Source: https://www.ncbi.nlm.nih.gov/pmc/articles/PMC5498848/
4 months ago a member of the FND HU Hub wrote this and has given me permission to reproduce it here. As far as we know it’s an isolated incident but as the OP said (regarding conversion disorder) ‘One misdiagnosis is one too many’ and we don’t know if this issue has been resolved.
Hi,
If you live in UK and have FND you may wish to check your online medical record has not been incorrectly updated.
I have had FND for over 12 years following a virus. When I was diagnosed 10 years ago, my consultant neurologist wrote a clear diagnosis letter, stating that I have a physical illness. I recently went to check something on my online medical record, and noticed that they had added “Conversion Disorder (psychological)” to the summary of my conditions. I emailed and asked them to change it to my actual diagnosis, and could see they had changed it to ” Psychogenic Conservation Disorder “. I have never been diagnosed with Conversion Disorder.
I have just had a long conversation with the practice manager at my surgery. It transpires that something insidious is afoot; a GP did not update my medical record, a computer did! Apparently the coding for conditions has been updated on the computer system, and it had modified all cases of FND to Psychogenic Conservation Disorder. When she tried to update it manually it changed it back and gave the message “the preferred term for FND is Psychogenic Conservation Disorder “. When I explained that whilst Conservation Disorder is a Functional Neurological Disorder, not all Functional Neurological Disorders are Conservation Disorder, she found a way of tricking it into saying FND, but she said I should check it regularly because she isn’t confident it won’t happen again.

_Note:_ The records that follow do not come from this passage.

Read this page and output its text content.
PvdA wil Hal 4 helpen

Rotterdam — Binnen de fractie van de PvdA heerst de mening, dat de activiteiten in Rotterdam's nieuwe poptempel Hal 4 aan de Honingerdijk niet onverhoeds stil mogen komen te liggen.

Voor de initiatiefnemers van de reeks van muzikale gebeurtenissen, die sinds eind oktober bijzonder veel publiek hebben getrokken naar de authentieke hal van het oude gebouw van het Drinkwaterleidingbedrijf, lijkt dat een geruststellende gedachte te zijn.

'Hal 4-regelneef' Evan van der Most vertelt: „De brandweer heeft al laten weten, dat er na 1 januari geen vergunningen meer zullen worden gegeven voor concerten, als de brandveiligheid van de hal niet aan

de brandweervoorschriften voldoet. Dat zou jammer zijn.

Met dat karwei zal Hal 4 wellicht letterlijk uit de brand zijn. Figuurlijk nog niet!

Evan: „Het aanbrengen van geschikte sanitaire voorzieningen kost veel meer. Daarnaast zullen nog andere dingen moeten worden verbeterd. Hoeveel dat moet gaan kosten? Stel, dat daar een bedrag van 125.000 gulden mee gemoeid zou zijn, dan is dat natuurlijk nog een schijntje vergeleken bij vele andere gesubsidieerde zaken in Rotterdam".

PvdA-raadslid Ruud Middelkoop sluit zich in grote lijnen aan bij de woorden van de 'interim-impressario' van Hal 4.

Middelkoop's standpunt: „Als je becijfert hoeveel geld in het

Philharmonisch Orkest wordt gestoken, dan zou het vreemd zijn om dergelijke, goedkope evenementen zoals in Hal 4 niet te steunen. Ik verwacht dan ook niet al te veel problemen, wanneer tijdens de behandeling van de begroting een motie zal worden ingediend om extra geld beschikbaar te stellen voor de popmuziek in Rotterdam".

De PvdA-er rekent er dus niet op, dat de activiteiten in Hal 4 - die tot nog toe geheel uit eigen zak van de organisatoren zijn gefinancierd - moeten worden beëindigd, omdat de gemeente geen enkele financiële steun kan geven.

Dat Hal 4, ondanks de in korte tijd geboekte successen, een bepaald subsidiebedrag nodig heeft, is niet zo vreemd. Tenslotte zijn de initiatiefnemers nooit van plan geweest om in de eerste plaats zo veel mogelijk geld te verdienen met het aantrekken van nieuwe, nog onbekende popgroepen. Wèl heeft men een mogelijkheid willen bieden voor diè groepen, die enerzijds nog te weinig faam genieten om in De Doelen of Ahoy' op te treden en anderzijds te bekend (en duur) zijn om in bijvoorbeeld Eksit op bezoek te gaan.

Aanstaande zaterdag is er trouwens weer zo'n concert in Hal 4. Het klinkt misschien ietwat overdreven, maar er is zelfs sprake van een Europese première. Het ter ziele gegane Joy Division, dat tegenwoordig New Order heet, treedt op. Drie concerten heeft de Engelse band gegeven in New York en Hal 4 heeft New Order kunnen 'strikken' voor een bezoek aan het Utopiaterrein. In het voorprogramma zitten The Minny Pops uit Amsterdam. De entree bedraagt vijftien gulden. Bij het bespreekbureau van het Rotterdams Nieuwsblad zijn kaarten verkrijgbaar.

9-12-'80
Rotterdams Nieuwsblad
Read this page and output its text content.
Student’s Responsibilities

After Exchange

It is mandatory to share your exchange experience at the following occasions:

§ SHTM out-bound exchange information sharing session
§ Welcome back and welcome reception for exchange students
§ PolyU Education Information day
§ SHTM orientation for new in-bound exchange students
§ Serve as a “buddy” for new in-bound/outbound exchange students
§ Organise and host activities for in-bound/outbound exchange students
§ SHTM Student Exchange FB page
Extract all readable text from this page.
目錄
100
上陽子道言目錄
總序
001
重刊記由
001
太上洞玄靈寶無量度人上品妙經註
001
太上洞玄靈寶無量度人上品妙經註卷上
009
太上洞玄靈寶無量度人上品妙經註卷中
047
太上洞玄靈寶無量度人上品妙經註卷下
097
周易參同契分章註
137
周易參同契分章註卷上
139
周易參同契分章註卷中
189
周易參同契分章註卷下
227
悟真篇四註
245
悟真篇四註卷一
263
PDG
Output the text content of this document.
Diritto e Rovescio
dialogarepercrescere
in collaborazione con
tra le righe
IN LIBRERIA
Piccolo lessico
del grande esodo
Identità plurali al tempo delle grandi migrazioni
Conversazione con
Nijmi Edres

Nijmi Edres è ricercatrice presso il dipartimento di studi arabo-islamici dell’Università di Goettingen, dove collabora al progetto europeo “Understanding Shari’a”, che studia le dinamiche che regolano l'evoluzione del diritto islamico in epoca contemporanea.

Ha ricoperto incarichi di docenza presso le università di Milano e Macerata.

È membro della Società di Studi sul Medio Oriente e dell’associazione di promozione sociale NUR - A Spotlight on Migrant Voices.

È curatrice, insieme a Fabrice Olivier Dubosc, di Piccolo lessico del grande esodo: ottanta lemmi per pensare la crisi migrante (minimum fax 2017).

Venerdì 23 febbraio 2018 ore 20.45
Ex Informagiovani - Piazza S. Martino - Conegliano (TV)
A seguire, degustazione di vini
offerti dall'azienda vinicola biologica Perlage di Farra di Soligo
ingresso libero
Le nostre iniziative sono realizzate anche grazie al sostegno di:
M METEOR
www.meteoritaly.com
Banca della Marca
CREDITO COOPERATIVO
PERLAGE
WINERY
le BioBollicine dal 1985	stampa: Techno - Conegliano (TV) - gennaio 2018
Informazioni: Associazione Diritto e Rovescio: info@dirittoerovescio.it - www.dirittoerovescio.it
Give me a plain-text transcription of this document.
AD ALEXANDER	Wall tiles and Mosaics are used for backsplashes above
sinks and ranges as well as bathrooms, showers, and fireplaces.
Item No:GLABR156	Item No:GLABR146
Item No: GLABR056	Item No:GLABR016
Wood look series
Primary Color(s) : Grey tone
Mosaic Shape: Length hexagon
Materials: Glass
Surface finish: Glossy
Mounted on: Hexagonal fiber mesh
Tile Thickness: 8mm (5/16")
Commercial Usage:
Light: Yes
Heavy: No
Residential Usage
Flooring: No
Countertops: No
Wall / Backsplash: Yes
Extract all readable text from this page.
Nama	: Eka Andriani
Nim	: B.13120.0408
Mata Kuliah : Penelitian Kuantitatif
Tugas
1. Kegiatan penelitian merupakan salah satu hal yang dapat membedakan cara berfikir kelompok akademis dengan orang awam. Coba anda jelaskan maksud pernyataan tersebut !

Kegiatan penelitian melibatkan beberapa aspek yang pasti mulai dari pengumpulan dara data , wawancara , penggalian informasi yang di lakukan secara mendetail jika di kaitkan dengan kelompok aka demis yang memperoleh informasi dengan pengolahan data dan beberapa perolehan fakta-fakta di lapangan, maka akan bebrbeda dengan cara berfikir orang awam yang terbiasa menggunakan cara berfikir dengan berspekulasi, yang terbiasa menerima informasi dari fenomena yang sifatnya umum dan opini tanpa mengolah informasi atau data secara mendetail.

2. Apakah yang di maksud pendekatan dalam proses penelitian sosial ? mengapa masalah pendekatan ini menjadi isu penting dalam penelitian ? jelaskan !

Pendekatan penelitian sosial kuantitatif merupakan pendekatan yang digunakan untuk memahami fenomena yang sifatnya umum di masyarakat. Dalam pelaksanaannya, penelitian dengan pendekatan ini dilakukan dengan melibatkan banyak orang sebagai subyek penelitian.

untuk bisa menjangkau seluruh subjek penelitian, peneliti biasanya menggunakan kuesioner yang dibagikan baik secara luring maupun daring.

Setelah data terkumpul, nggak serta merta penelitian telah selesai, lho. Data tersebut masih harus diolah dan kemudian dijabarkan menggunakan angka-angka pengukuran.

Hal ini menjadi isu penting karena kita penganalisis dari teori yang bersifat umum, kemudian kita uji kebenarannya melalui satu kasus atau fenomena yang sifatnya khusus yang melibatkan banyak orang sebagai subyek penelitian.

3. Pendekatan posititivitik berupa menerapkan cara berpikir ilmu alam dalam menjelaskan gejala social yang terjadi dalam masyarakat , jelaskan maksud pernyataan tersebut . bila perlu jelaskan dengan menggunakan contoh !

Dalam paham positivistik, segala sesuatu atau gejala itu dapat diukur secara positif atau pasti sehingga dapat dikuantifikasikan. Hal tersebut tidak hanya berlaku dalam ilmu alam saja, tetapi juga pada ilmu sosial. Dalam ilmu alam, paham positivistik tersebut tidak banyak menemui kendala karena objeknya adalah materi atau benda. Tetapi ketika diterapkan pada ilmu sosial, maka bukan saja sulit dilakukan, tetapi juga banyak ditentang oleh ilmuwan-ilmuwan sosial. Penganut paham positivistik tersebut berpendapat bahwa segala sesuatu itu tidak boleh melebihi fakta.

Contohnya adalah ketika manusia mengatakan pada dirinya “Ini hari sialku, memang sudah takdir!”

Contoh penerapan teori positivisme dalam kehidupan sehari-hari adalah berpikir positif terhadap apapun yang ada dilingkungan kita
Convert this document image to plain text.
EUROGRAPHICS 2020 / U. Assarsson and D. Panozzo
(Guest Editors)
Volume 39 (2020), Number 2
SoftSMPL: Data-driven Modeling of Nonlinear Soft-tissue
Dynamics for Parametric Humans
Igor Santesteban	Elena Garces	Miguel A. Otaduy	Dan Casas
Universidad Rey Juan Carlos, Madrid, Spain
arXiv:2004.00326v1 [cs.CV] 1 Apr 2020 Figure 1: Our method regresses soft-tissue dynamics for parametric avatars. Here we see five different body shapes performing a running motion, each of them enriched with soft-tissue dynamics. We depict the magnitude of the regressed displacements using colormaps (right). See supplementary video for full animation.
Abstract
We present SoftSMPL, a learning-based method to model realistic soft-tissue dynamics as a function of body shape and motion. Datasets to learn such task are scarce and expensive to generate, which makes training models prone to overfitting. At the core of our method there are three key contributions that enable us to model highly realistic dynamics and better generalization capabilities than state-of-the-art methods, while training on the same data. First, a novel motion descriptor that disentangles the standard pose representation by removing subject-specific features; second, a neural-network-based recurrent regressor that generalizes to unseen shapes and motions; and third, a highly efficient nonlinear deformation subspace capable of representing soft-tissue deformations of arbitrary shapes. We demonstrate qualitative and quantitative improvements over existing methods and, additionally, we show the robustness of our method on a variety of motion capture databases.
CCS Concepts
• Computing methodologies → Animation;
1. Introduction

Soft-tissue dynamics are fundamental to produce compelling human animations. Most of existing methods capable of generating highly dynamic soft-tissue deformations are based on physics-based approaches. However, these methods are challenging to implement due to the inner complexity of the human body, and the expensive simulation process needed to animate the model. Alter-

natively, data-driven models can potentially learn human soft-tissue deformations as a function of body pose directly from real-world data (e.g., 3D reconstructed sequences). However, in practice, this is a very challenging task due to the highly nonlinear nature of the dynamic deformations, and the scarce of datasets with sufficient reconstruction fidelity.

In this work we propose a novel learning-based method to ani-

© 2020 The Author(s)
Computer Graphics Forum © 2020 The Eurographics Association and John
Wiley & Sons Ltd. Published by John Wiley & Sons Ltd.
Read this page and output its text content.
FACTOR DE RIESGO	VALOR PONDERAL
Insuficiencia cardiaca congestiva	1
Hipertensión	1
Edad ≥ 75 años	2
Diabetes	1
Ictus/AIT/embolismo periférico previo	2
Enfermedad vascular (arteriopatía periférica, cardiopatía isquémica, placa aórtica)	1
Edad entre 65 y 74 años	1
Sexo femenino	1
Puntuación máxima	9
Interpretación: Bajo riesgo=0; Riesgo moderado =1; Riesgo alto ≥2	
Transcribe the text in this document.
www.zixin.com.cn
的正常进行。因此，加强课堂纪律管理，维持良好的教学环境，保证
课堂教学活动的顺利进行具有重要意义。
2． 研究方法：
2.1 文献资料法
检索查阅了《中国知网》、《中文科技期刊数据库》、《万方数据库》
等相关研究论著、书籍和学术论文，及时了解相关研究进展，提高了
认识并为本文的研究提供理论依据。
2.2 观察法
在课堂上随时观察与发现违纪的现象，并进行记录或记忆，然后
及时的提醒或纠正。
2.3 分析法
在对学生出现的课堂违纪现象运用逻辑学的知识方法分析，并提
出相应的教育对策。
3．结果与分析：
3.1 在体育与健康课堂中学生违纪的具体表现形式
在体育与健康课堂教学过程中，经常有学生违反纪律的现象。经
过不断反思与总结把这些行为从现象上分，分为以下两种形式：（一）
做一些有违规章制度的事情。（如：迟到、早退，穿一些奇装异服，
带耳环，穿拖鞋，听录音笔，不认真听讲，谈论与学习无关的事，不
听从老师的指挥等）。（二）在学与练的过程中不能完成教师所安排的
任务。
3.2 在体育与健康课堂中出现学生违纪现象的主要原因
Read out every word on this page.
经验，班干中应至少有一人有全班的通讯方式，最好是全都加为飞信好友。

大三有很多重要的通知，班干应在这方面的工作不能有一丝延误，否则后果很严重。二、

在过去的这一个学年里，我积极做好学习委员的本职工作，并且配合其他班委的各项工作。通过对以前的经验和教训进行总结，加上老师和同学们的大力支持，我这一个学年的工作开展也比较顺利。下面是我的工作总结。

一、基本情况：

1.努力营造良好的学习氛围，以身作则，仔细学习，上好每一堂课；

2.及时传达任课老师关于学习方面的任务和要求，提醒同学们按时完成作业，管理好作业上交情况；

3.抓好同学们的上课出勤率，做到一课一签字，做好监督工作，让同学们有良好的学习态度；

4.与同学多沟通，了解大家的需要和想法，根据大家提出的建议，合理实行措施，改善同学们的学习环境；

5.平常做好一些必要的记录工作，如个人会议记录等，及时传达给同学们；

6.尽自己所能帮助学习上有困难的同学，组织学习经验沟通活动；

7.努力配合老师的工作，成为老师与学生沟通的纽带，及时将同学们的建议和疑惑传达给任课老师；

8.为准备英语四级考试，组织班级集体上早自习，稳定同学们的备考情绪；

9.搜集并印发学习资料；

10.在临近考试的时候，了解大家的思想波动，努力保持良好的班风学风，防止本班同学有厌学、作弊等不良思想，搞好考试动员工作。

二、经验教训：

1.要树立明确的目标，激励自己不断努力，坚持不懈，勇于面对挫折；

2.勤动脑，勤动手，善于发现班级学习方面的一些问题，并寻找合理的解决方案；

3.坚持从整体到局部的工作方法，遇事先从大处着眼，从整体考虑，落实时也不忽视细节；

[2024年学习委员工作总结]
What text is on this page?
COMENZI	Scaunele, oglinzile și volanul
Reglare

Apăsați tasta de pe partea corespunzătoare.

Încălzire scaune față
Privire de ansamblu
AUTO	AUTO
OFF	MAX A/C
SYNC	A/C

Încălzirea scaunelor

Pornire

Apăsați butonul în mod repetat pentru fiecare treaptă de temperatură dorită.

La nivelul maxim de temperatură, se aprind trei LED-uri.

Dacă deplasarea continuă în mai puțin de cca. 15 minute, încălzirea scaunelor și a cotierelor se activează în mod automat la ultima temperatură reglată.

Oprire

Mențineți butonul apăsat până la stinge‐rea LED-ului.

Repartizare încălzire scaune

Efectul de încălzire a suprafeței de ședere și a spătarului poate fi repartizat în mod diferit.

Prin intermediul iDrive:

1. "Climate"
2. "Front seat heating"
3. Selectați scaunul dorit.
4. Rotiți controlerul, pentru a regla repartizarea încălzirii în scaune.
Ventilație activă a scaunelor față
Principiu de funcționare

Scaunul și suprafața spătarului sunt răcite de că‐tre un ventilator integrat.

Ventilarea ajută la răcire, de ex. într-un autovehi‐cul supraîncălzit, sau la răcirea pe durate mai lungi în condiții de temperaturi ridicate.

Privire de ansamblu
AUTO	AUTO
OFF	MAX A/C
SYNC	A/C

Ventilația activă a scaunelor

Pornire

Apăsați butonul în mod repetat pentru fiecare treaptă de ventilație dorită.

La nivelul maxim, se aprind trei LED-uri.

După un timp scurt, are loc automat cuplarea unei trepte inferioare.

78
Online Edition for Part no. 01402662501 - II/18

I hope nobody else is impacted, but felt it best to warn you all just in case.
Best wishes
I strongly contend that the term ‘conversion disorder’ and all its synonyms need to go and go for good. It seemingly had new life breathed into it through this 2005 paper -https://www.ncbi.nlm.nih.gov/pmc/articles/PMC1299341/ by Stone, Warlow, Carson and Sharpe (in conjunction with this paper -https://www.bmj.com/content/331/7523/989 by the same authors and 3 others) after Eliot Slater had driven the nails into hysteria’s coffin several decades before. FND is commonly used as yet another synonym for conversion disorder, apparently arrived at, or at least helped along, by Stone and his colleagues who conducted a study to find out what term would be least likely to offend patients -https://www.ncbi.nlm.nih.gov/pmc/articles/PMC139034/ . That paper’s by the same 4 authors (with 4 others), so I assume it has the same agenda. If a causation link to a psychological stressor cannot be made in 20% to 70% of FND patients (-https://www.ed.ac.uk/sites/default/files/atoms/files/uoa4_ics_d_functional_neurological_disorders.pdf) then shouldn’t the conversion theory be scrapped? To my mind, FND ‘experts’ should clearly admit that the conversion theory is wrong and no longer stands up, and should stop bringing up ‘conversion disorder’ in paper after paper like it’s some sort of nod-and-a-wink to their fellow doctors.